Oleh dokter, kami dirujuk untuk memeriksakan Ihsan ke RS Cipto Mangunkusumo (RSCM). Di sini dilakukan pemeriksaan seluruh fungsi vital Ihsan yang kala itu baru berusia 2,5 tahun. Dari hasil pemeriksaan kami mendapat kabar jika Ihsan mengalami gangguan CP. Untuk meyakinkan diri, kami pun mencari tahu di internet tentang tanda-tanda CP dan gejala-gejala yang muncul pada Ihsan. Ternyata klop, apa yang saya temukan di internet ternyata ada pada diri Ihsan.
Dokter di RSCM meminta kami untuk memberikan terapi kepada Ihsan. Kami pun memilih melakukan terapi di RSAB Harapan Kita karena lebih dekat dengan tempat tinggal kami di Tangerang. Sempat kami bertanya kembali ke dokter di RSAB Harapan Kita, apakah benar Ihsan mengalami CP. Jawabannya, kemungkinan besar ya karena gejala yang ditunjukkan memperkuat dugaan CP. Motoriknya terganggu, tidak bisa duduk dan berdiri di usi yang sudah lebih dari 2 tahun."
BERGABUNG DENGAN KOMUNITAS "RUMAH CEREBRAL PALSY"
"Kami menyadari bahwa Ihsan sulit menyejajarkan kemampuannya dengan anak yang tumbuh tanpa gangguan. Karena itu, kami tidak mengambil pusing dengan keterlambatan perkembangan Ihsan. Sebaliknya, kemajuan apapun yang dicapai Ihsan akan membuat kami senang. Jika dahulu Ihsan hanya bisa berguling dan tengkurap, saat ini ia sudah bisa duduk dan berdiri sendiri, meski belum bisa berjalan. Apalagi saat ini Ihsan sudah mampu duduk di kelas 2 SD.
Kami terus berusaha memberikan yang terbaik buat Ihsan. Itulah yang membuat kami memutuskan untuk pindah terapi ke daerah Tangerang yang lebih dekat dengan tempat tinggal kami. Ternyata hal ini belum cukup. Supaya tak buang-buang waktu, akhirnya kami memutuskan memanggil terapis ke rumah seminggu dua kali. Terapi yang dilakukan merupakan kelanjutan dari terapi-terapi sebelumnya, yakni terapi neurostructure dan obat untuk menjaga supaya saraf motorik Ihsan berfungsi optimal.
Kami sadar, anak yang mengalami CP seperti Ihsan juga banyak. Karena itu, ketika ada inisiatif dari teman-teman untuk membangun Yayasan Rumah Cerebral Palsy (RCP) tanpa pikir panjang saya bergabung dan menjadi salah satu pendirinya.
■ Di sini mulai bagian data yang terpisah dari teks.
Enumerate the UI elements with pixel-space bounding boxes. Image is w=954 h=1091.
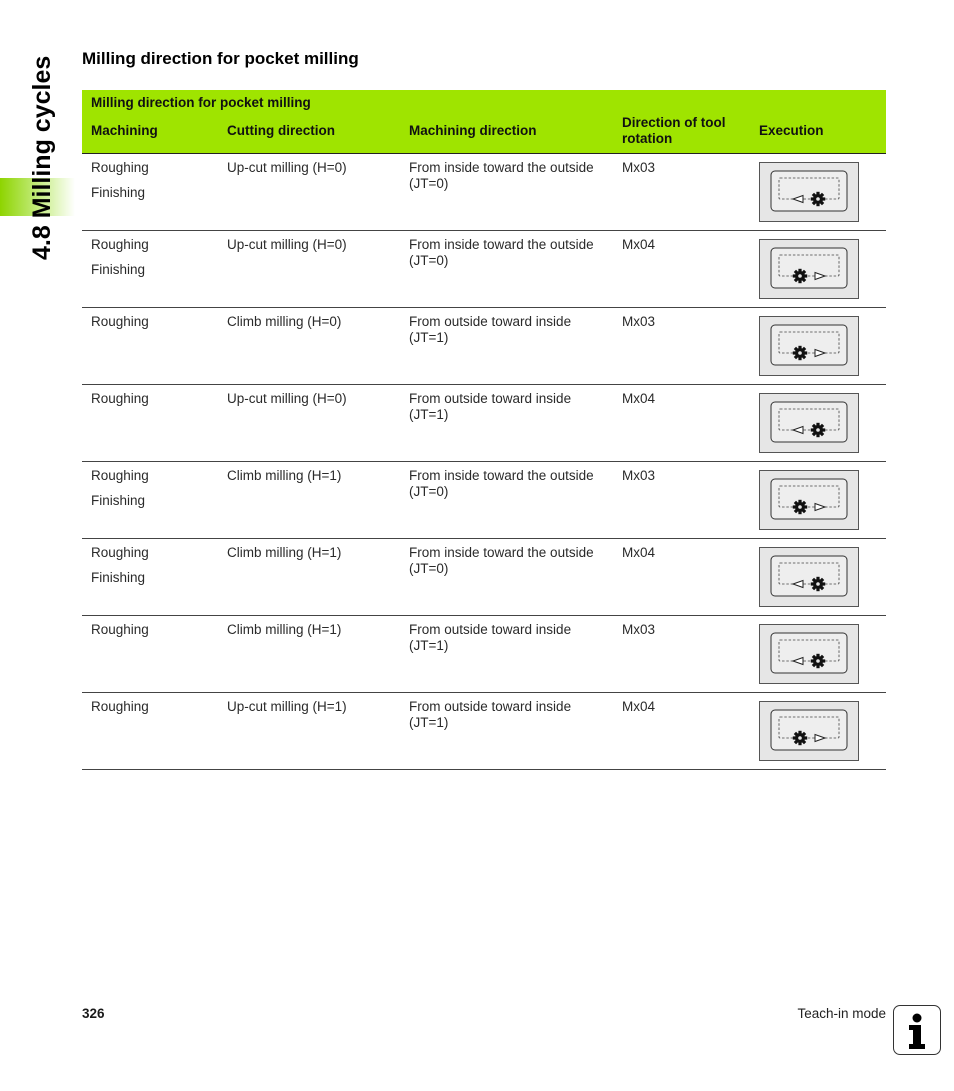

Kami berharap, nantinya RCP dapat membantu dan membantu anggotanya maupun orangtua lain dalam merawat dan mengasuh anak-anak CP. Kami pun sering mengadakan pertemuan dengan menghadirkan ahli yang memberikan ilmu dan pengetahuan dalam penanganan terbaik anak CP dalam bentuk gathering, home sharing, bahkan perayaan Cerebral Palsy Day. Kami juga berharap pihak Pemerintah memberikan perhatian lebih dengan misalnya membuka sekolah-sekolah khusus anak CP dan membangun sarana umum yang ramah terhadap anak-anak CP."